Accedió al mundo del vino muy temprano y de la mejor manera posible, pues el primer caldo que saboreó su paladar fue el más prestigioso de los que por entonces se elaboraba en las riberas de un río, el Duero, famoso por criar en sus aluviales terrazas varios de los mejores vinos del mundo. Era costumbre que, cuando en la casa familiar la economía ya lo permitió -y eso sucedió cuando Héctor abordaba la adolescencia-, en los ágapes Navideños, una botella de este preciado mosto fermentado acompañara los corderos, pavos o capones que arribaban a la mesa pascual. El agradable efecto ensoñador que le proporcionaba la degustación de aquel corpulento y redondo elixir amoratado actuó de acicate para adentrarse cada vez más en el descubrimiento de un inmenso caudal de sensaciones organolépticas. No pudo tener mejor introductor al mundo dionisíaco... y, por medio de él, al de la percepción ultrasensorial que la sutileza de determinados aromas le proporcionarían.
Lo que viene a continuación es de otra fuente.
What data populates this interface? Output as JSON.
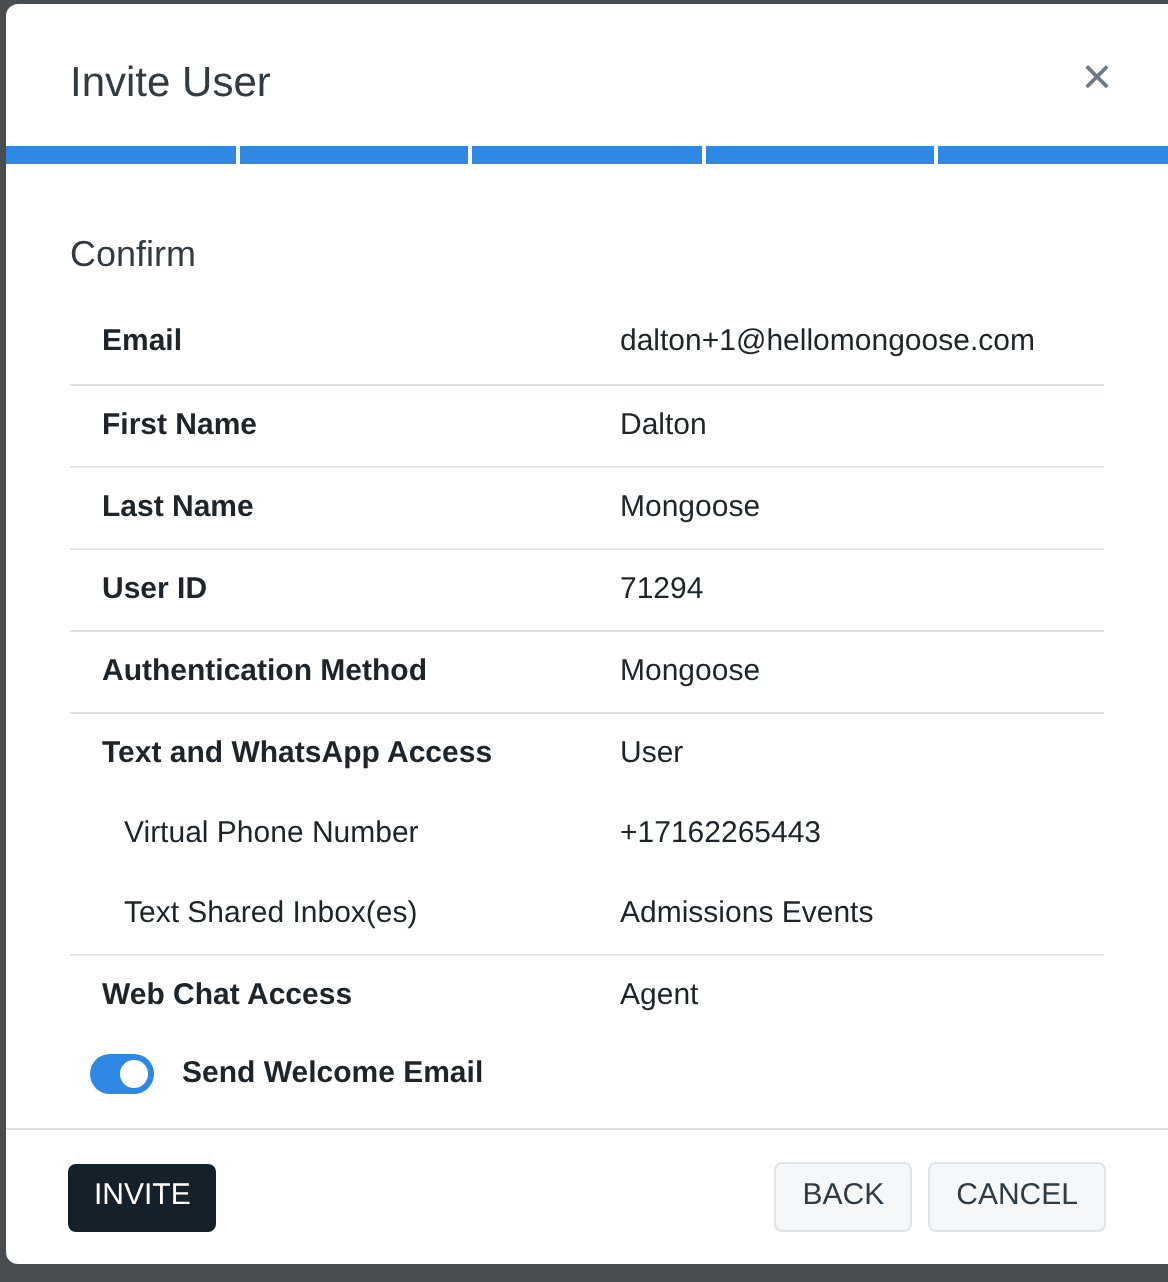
{
  "dialog": {
    "title": "Invite User",
    "close": "×"
  },
  "steps": [
    {
      "done": true
    },
    {
      "done": true
    },
    {
      "done": true
    },
    {
      "done": true
    },
    {
      "done": true
    }
  ],
  "section_title": "Confirm",
  "rows": [
    {
      "kind": "main",
      "label": "Email",
      "value": "dalton+1@hellomongoose.com"
    },
    {
      "kind": "main",
      "label": "First Name",
      "value": "Dalton"
    },
    {
      "kind": "main",
      "label": "Last Name",
      "value": "Mongoose"
    },
    {
      "kind": "main",
      "label": "User ID",
      "value": "71294"
    },
    {
      "kind": "main",
      "label": "Authentication Method",
      "value": "Mongoose"
    },
    {
      "kind": "main",
      "label": "Text and WhatsApp Access",
      "value": "User"
    },
    {
      "kind": "sub",
      "label": "Virtual Phone Number",
      "value": "+17162265443"
    },
    {
      "kind": "sub",
      "label": "Text Shared Inbox(es)",
      "value": "Admissions Events"
    },
    {
      "kind": "main",
      "label": "Web Chat Access",
      "value": "Agent"
    }
  ],
  "welcome_toggle": {
    "label": "Send Welcome Email",
    "on": true
  },
  "buttons": {
    "primary": "INVITE",
    "back": "BACK",
    "cancel": "CANCEL"
  }
}
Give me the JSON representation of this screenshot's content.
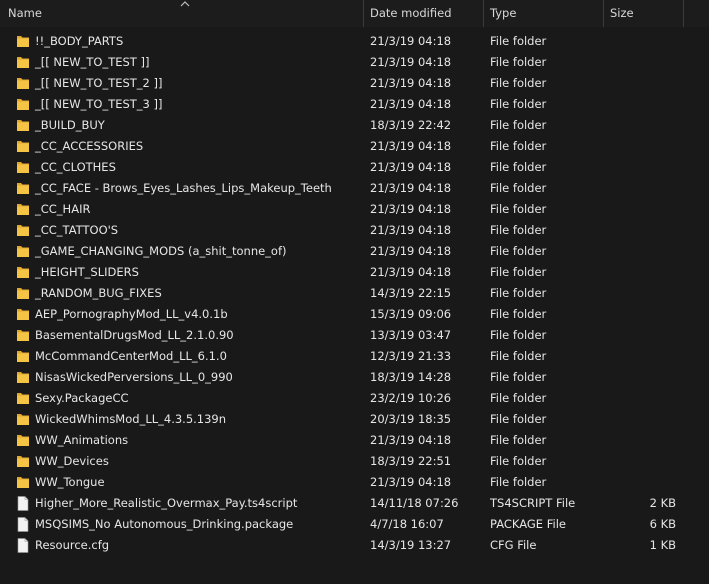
{
  "columns": {
    "name": "Name",
    "date": "Date modified",
    "type": "Type",
    "size": "Size"
  },
  "folder_color": "#f6c445",
  "file_color": "#f3f3f3",
  "rows": [
    {
      "name": "!!_BODY_PARTS",
      "date": "21/3/19 04:18",
      "type": "File folder",
      "size": "",
      "icon": "folder-icon"
    },
    {
      "name": "_[[ NEW_TO_TEST ]]",
      "date": "21/3/19 04:18",
      "type": "File folder",
      "size": "",
      "icon": "folder-icon"
    },
    {
      "name": "_[[ NEW_TO_TEST_2 ]]",
      "date": "21/3/19 04:18",
      "type": "File folder",
      "size": "",
      "icon": "folder-icon"
    },
    {
      "name": "_[[ NEW_TO_TEST_3 ]]",
      "date": "21/3/19 04:18",
      "type": "File folder",
      "size": "",
      "icon": "folder-icon"
    },
    {
      "name": "_BUILD_BUY",
      "date": "18/3/19 22:42",
      "type": "File folder",
      "size": "",
      "icon": "folder-icon"
    },
    {
      "name": "_CC_ACCESSORIES",
      "date": "21/3/19 04:18",
      "type": "File folder",
      "size": "",
      "icon": "folder-icon"
    },
    {
      "name": "_CC_CLOTHES",
      "date": "21/3/19 04:18",
      "type": "File folder",
      "size": "",
      "icon": "folder-icon"
    },
    {
      "name": "_CC_FACE - Brows_Eyes_Lashes_Lips_Makeup_Teeth",
      "date": "21/3/19 04:18",
      "type": "File folder",
      "size": "",
      "icon": "folder-icon"
    },
    {
      "name": "_CC_HAIR",
      "date": "21/3/19 04:18",
      "type": "File folder",
      "size": "",
      "icon": "folder-icon"
    },
    {
      "name": "_CC_TATTOO'S",
      "date": "21/3/19 04:18",
      "type": "File folder",
      "size": "",
      "icon": "folder-icon"
    },
    {
      "name": "_GAME_CHANGING_MODS (a_shit_tonne_of)",
      "date": "21/3/19 04:18",
      "type": "File folder",
      "size": "",
      "icon": "folder-icon"
    },
    {
      "name": "_HEIGHT_SLIDERS",
      "date": "21/3/19 04:18",
      "type": "File folder",
      "size": "",
      "icon": "folder-icon"
    },
    {
      "name": "_RANDOM_BUG_FIXES",
      "date": "14/3/19 22:15",
      "type": "File folder",
      "size": "",
      "icon": "folder-icon"
    },
    {
      "name": "AEP_PornographyMod_LL_v4.0.1b",
      "date": "15/3/19 09:06",
      "type": "File folder",
      "size": "",
      "icon": "folder-icon"
    },
    {
      "name": "BasementalDrugsMod_LL_2.1.0.90",
      "date": "13/3/19 03:47",
      "type": "File folder",
      "size": "",
      "icon": "folder-icon"
    },
    {
      "name": "McCommandCenterMod_LL_6.1.0",
      "date": "12/3/19 21:33",
      "type": "File folder",
      "size": "",
      "icon": "folder-icon"
    },
    {
      "name": "NisasWickedPerversions_LL_0_990",
      "date": "18/3/19 14:28",
      "type": "File folder",
      "size": "",
      "icon": "folder-icon"
    },
    {
      "name": "Sexy.PackageCC",
      "date": "23/2/19 10:26",
      "type": "File folder",
      "size": "",
      "icon": "folder-icon"
    },
    {
      "name": "WickedWhimsMod_LL_4.3.5.139n",
      "date": "20/3/19 18:35",
      "type": "File folder",
      "size": "",
      "icon": "folder-icon"
    },
    {
      "name": "WW_Animations",
      "date": "21/3/19 04:18",
      "type": "File folder",
      "size": "",
      "icon": "folder-icon"
    },
    {
      "name": "WW_Devices",
      "date": "18/3/19 22:51",
      "type": "File folder",
      "size": "",
      "icon": "folder-icon"
    },
    {
      "name": "WW_Tongue",
      "date": "21/3/19 04:18",
      "type": "File folder",
      "size": "",
      "icon": "folder-icon"
    },
    {
      "name": "Higher_More_Realistic_Overmax_Pay.ts4script",
      "date": "14/11/18 07:26",
      "type": "TS4SCRIPT File",
      "size": "2 KB",
      "icon": "file-icon"
    },
    {
      "name": "MSQSIMS_No Autonomous_Drinking.package",
      "date": "4/7/18 16:07",
      "type": "PACKAGE File",
      "size": "6 KB",
      "icon": "file-icon"
    },
    {
      "name": "Resource.cfg",
      "date": "14/3/19 13:27",
      "type": "CFG File",
      "size": "1 KB",
      "icon": "file-icon"
    }
  ]
}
No obstante enfocar su capacidad sensitiva hacia la gastronomía, no dejó de sentirse atraído por el inagotable universo de los perfumes. Gozó, como tantos, con la lectura de aquella pequeña maravilla que escribiera Patrick Suskind, narrando las vicisitudes de un portentoso Jean Baptiste Grenouille obsesionado con la elaboración del perfume definitivo que concitara la seducción irremisible de quien lo oliese, hasta el punto de hacerse perdonar los más execrables crímenes. Indagó en las entrañas de la composición y elaboración de sustancias aromáticas: la extracción de los absolutos, las diluciones que permitían obtener aromas agradables de las concentraciones caústicas, las compatibilidades olorosas,... Empero, lo que más le atraía era el poder de los aromas sobre las emociones, más allá de su efecto seductor o repulsivo, su capacidad para influir en los estados de conciencia. Ello le indujo a consultar en archivos y bibliotecas textos referentes al tema, antecedentes históricos de lo que para él era obvio; pero todo lo que encontró fueron, en el mejor de los casos, ensayos de contenido alquímico que ofrecían poca credibilidad, entre ellos algunos apuntes de Nostradamus, quien combatiera eficazmente epidemias (la del carbón provenzal, verídicamente documentada) o revocara infertilidades (la de Catalina de Médicis, quien tras once años sin conseguir concebir, tras la administración de la triaca tuvo diez hijos de seguido) a base de fórmulas magistrales -mejunjes imbebibles, al decir de algunos, obtenidos de las más diversas fuentes minerales, vegetales o animales-; no dudó, Héctor, incluso en escribir a la patria del perfume, Grasse, en busca de datos sobre esta relación aroma-espíritu que barruntaba no solo posible, sino segura. Poco obtuvo de sus pesquisas con el rigor suficiente para satisfacer su académico escepticismo. Hasta que... aquel día, de modo fortuito, siguió un aroma que le conduciría ante una enigmática puerta sita en una calleja aledaña al Boulevard de Saint Germain.